Iftikhar Mohammad Chaudhry said the legal fraternity and the citizens in Pakistan have been fighting against executive actions that threaten to deconstruct a judiciary that was finally upholding its constitutional mandate as an independent branch of the state and not an extension of the executive.
It must be reiterated that Pakistan rule-of-law movement is not merely about restoring judges to their rightful office. This nation has a unique opportunity to strengthen the judiciary as an institution and entrench within it norms of independence and integrity that will bind all judges for all times to come, he said.
He said Pakistan’s problems of governance are institutional, and therefore solutions must also focus on processes and institutions, and not individuals.
If absolute power corrupts absolutely, the remedy seems to be to distribute state power as widely as possible among the representative institutions to guard against its abuse - an idea conceived by your founding fathers a few centuries ago and also implemented by the authors of our Constitution in 1973. Any institutional arrangement that de-couples power and responsibility is flawed and cannot be self-sustaining, he said. The former CJP said Democracy after all isn’t an end in itself, but only a process. To be useful the concept of self-governance needs to be put into effect by constructing self-sustaining institutional structures rooted in principles and backed by procedural safeguards. Elections are an essential feature of democracy.
But in the absence of other vital attributes, such as rule of law and separation of powers, the outcome of a balloting process cannot be claimed a democratic dispensation.
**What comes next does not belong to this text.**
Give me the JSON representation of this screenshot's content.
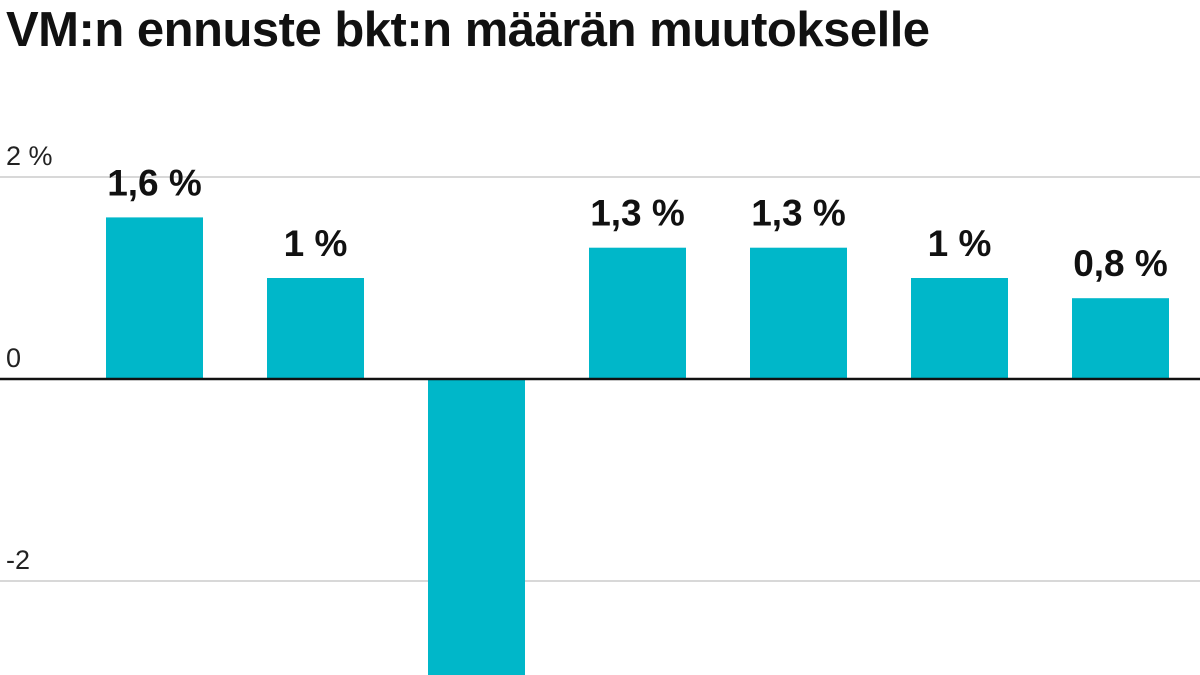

Instead elections end up discrediting the very concept of self-governance, once the promised benefits of democracy fail to trickle down to the average citizen despite having gone through the motions of voting, he said. The biggest casualty in the extra-legal actions taken by the ruling regimes since March 2007 has been the integrity of the constitutional process and faith of citizens in the ability of our courts to be independent and deliver justice. It will take time and effort to reaffirm our faith in the law, and its ability to do justice. But in order to move forward we need to stop moving backward.
And for that to happen it is imperative that the rule of law movement - that stood up in contempt against the deconstruction of evolving independence of judiciary in Pakistan - ends up triumphant.